8 thoughts on “February Fill Dyke by Benjamin Williams Leader”

  1. I went up to Birmingham on Monday and visited the Art Gallery which has, as you say, some excellent Pre Raphaelites. I was very taken by this picture too and was pleased to see it in your blog. I was first interested in it because it is Worcestershire, but I think there is a lovely feeling of winter light in the picture and I very much emjoyed reading your comments about it. There was another one there, which was in the waterscapes section and was painted in the most fantastic blue, which I couldn’t decide if I loved or hated. 🙂 I think I feel like that about a lot of Pre Raphaelites. We also went to Birmingham cathedral which has a Burne Jones window I knew nothing about

  2. I bought the print of this painting from Birmingham Museum and Art Gallery. The actual painting is huge and it’s stunning. It reminded me of so many winter days growing up in Warwickshire. I had the print framed and it now hangs above my fireplace in my very English living room in Washington State. I never tire of looking at this image it evokes so many memories of England as it was in my youth.
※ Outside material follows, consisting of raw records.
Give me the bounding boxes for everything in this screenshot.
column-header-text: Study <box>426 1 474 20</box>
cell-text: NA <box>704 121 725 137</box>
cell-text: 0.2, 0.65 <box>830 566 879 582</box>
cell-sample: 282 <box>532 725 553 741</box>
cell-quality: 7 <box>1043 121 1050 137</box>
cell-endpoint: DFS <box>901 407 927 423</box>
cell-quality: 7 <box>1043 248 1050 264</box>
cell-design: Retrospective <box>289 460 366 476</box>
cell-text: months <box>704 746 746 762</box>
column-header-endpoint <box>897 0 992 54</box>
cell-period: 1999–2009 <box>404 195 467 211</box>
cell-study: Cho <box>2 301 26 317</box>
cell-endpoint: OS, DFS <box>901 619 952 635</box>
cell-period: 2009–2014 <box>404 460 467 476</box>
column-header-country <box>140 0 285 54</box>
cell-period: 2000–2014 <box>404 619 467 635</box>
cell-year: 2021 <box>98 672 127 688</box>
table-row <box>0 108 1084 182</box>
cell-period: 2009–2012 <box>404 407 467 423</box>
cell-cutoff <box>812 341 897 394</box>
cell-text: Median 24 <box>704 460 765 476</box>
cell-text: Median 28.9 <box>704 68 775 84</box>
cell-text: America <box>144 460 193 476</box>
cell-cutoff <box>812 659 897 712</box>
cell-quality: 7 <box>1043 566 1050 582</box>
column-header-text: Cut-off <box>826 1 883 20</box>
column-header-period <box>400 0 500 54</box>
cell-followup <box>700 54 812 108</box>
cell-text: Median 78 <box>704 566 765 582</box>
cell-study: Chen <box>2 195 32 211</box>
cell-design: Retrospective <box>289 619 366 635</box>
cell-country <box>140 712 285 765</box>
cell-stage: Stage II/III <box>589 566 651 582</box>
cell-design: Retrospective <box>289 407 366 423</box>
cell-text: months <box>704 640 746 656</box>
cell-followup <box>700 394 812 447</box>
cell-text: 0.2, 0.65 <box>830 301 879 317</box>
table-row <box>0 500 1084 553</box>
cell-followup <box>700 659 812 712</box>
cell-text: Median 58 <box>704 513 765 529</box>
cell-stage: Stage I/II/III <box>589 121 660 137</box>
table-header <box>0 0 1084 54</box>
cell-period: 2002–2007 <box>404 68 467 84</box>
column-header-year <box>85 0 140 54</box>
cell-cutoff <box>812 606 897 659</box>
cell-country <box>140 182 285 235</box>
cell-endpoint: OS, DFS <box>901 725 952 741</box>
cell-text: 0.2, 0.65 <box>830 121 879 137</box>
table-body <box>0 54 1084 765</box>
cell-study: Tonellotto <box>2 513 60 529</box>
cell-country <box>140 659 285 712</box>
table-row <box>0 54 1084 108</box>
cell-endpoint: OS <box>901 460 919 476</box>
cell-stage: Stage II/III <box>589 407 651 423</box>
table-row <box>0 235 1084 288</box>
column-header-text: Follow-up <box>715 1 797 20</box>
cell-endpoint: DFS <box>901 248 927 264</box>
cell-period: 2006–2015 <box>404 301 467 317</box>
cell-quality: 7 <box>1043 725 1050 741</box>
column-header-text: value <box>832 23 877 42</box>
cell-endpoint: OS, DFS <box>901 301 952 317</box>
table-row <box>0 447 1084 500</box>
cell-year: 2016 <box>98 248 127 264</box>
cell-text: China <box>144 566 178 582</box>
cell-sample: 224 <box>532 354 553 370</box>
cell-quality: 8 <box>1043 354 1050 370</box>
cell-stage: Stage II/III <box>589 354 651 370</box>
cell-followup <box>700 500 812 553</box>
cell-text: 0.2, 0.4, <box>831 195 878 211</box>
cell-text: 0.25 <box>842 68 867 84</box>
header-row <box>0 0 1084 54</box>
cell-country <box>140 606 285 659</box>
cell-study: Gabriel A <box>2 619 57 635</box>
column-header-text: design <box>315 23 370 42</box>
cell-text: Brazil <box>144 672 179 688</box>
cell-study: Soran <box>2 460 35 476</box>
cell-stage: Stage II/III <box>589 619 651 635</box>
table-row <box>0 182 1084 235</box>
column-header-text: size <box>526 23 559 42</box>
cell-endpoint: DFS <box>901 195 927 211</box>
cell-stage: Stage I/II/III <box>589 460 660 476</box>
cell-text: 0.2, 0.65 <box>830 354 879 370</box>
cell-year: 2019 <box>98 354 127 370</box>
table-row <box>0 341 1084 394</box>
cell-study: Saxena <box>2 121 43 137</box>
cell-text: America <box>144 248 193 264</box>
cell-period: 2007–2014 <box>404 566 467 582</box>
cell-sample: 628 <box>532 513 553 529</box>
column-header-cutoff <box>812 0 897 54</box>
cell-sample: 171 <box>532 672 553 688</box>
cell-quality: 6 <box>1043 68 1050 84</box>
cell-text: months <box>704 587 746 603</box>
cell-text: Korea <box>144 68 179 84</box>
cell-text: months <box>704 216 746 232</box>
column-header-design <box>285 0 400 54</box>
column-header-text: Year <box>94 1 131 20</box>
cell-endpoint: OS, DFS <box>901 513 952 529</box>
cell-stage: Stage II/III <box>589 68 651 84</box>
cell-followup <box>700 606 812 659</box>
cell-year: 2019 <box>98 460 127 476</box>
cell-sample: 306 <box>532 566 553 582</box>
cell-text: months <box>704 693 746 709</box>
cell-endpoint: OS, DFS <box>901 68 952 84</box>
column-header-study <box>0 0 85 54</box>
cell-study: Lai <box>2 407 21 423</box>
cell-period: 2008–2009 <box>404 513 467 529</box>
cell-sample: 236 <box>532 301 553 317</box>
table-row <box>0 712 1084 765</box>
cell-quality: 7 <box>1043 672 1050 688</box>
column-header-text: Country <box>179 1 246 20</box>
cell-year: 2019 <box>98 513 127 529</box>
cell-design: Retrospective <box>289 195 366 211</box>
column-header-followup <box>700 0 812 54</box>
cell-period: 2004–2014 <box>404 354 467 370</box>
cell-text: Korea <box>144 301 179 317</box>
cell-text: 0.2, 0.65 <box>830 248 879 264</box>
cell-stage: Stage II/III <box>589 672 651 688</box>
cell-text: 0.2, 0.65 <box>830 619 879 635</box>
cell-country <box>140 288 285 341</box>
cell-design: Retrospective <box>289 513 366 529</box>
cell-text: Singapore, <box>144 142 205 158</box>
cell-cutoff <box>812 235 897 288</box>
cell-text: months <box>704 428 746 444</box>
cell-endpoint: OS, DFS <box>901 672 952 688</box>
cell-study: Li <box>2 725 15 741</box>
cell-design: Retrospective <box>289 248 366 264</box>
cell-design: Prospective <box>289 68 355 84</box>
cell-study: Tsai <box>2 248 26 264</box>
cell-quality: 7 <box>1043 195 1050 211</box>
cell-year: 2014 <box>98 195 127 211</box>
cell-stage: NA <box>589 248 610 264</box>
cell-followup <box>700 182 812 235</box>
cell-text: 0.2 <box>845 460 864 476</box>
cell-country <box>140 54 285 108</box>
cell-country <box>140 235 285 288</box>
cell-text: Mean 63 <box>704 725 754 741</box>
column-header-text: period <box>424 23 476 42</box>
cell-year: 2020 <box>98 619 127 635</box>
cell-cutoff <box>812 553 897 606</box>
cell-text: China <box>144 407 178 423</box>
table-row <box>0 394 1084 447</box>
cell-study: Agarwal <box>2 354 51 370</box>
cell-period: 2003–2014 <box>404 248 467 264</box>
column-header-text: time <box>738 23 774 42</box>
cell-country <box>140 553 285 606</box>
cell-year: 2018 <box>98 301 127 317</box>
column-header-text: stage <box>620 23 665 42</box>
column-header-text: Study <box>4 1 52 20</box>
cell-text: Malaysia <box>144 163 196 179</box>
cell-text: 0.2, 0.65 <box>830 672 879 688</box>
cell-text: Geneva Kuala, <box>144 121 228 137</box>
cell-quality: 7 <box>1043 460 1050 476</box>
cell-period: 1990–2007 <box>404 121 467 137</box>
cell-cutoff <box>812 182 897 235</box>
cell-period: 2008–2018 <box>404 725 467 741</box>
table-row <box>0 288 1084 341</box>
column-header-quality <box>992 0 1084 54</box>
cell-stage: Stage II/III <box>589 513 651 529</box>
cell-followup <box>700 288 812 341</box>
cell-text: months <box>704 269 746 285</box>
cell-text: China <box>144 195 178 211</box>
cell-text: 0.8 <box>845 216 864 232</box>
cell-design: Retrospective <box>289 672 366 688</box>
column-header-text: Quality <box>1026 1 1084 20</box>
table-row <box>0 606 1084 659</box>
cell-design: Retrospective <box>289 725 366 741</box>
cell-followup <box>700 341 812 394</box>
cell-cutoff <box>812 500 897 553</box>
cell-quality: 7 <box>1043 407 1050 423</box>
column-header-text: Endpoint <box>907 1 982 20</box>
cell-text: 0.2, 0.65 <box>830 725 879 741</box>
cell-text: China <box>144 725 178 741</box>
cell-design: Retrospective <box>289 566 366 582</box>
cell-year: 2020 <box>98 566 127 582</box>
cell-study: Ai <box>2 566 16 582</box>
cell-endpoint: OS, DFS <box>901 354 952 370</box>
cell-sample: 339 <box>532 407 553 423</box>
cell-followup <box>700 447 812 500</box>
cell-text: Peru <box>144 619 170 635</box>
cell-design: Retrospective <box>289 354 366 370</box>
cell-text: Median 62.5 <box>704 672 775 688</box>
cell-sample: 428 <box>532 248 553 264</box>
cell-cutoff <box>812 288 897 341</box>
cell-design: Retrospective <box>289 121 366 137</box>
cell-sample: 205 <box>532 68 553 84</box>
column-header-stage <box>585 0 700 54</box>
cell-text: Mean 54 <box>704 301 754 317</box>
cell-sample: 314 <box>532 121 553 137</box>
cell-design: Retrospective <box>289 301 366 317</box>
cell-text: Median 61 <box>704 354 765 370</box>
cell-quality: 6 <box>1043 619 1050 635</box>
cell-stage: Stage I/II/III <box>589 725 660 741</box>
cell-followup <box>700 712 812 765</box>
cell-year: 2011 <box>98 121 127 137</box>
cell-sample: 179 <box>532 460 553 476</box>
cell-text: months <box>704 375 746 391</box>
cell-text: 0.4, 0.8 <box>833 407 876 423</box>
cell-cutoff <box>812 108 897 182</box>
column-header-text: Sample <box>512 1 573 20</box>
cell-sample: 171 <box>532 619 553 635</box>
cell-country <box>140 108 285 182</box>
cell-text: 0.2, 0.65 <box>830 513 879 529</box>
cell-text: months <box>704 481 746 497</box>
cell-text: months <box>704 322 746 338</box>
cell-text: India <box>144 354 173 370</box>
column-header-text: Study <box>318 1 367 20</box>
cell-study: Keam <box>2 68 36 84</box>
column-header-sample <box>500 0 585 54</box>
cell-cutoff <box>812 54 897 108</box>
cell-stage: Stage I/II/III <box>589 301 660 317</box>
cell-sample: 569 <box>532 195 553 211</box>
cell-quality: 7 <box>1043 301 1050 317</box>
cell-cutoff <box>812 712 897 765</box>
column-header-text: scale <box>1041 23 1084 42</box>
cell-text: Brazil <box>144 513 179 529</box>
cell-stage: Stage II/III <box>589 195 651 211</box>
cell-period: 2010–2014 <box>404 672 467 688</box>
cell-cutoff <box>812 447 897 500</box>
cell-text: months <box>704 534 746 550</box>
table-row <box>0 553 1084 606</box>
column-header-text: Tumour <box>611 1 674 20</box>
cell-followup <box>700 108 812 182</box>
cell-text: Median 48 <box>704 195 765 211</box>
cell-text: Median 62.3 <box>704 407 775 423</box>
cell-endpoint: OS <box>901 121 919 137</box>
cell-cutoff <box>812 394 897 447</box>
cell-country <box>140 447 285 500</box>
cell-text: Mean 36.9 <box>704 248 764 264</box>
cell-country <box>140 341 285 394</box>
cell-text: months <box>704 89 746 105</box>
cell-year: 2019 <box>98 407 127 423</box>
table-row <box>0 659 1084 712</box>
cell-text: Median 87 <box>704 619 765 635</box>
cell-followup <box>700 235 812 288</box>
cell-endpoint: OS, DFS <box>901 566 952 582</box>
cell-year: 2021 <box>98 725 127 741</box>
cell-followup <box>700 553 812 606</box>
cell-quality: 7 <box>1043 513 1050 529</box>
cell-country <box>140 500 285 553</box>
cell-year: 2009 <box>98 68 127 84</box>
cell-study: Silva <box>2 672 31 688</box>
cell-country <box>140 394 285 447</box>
  3. i first caught a glimpse of this painting back in 2004 when i picked up the ‘the evening watch’ cd by gustav holst(helios discs).at first i thought to myself,”should i or shouldn’t i?”.my heart leapt with joy when i saw that on the track listing,that the first 2 pieces were psalms,though,and that persuaded me to buy the aforementioned cd. i later wrote to ,well,e-mailed charles legge at the daily mail about the location of the scene(on 18th of march 2011 it was published in his daily mail column entitled”answers to correspondents”).very exciting news,it was,although the scene has changed dramatically over the years.the cottages have gone for example.

  4. I came on line to find out more about this painting and the painter. I have an oil copy of it hanging in my home. It was painted by and given to my dad by my now deceased brother. I was told my brother did his excellent copy from a postcard. I don’t know where the card was obtained, though we did live in Birmingham in our youth, so maybe my brother brought it back from the Bham Museum & Art Gallery and kept it for years! (He was middle-aged & living in Wales when he painted it). I was amazed when I saw the very large original; my brother’s painting is just 18″x15″. Anyway, I love it – for all that I have read, and more.

  5. Those old postcards must have been very faithful to the original, unlike ones iI purchased from the Birmingham Art Gallery a few years ago in which the colours were quite distorted. .My uncle, Stanley Harrison, also made a copy,16″ x 12″ from the Birmingham Art Gallery postcard in 1935, given to my Grandmother and eventually passed to me. It hangs in my lounge in Handsworth today and has been much admired over the years and which is very close to the original in detail and colouring

  6. I found this interesting post while doing a search on Benjamin Leader. I’ve just inherited a Leader painting from my mother that has much of the atmosphere that you describe – “The wet ground is being warmed slightly by the late winter’s sun.” Not convinced it’s an original as lots of reproductions around called ‘Burnished Sky’ that look identical. Looks beautiful but doesn’t sit well if insuring a reporduction.

  7. To me, this is a most wonderful painting. As soon as I saw it I exclaimed, “That’s Redditch(Worcestershire)! – where I used to play as a child”. I would very much like to know where this scene was painted. juliahharris@hotmail.com 9 Nov 2016

    1. I was spellbound when I saw this original picture in Bermingham Picture Gallery. I bought a postcard of it and wanted to have a replica painted. After few years I found an artist from Gdansk in Poland and he painted me a smaller version of that original. I am so pleased to have the same scenery in my private collection. This beautiful oil painting is hanging in very nice gilded 19th century frame in my family home in Poland. I really would like to know were exactly is this spot in Worcestershire.